Greenup is that brief period of time, sometime in May, that all the trees turn green (commonly called spring in the lower 48). This time varies, usually starting in early May in south Alaska and getting a little later as you move north. Literally overnight, we go from the brown world of mud, limb, and dirty snow bank, post breakup, to the lush yellow-green of a newly reawakened boreal forest. In Fairbanks, this can happen in a matter of days, you can see changes in the hillside colors from morning to night. Recent years have seen a change in schedule, with greenup appearing to come earlier and earlier each year. (You guess the reason, I’m sure it isn’t human caused.)
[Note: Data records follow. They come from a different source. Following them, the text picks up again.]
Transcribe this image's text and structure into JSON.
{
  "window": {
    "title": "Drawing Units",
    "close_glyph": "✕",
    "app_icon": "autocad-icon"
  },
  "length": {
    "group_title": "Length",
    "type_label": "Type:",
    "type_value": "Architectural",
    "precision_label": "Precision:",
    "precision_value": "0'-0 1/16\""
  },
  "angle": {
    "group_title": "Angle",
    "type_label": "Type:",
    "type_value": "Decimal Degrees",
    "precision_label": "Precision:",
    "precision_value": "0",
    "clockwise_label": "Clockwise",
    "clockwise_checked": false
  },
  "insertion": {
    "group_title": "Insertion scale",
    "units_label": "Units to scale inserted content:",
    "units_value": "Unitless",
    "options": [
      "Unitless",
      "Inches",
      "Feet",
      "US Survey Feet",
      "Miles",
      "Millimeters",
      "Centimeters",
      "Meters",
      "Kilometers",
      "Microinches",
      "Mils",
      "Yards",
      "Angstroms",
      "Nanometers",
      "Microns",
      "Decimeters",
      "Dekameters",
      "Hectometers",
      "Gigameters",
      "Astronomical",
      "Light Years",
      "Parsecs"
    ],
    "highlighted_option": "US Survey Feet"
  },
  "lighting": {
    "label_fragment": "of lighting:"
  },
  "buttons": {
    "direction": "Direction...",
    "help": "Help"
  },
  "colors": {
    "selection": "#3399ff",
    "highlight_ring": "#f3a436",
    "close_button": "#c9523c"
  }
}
The act of taking a 2-3 foot diameter net, on the end of a 10-15 foot pole, attaching a dip to the end of the pole opposite the net, wherein said dip inserts the net end into a raging, dangerous river while perilously perched on rocks hanging from the side of a canyon, hoping to catch salmon migrating upstream in said net.  It has been known for 30 salmon to be caught in 2 hours, but not uncommon for 2 salmon to be caught in 30 hours.  The intelligence of dips can be observed by how securely they are tied off to canyon rocks, to preserve their bodies for burial should they fall into said river.  Dipnetting is most frequently used when referring to the Copper River, though “dipnetting light” is allowed on a few other Alaskan rivers.  Dips must be Alaskan residents.  (Please note; author is a mid-level intelligence dip, but don’t tell his wife.)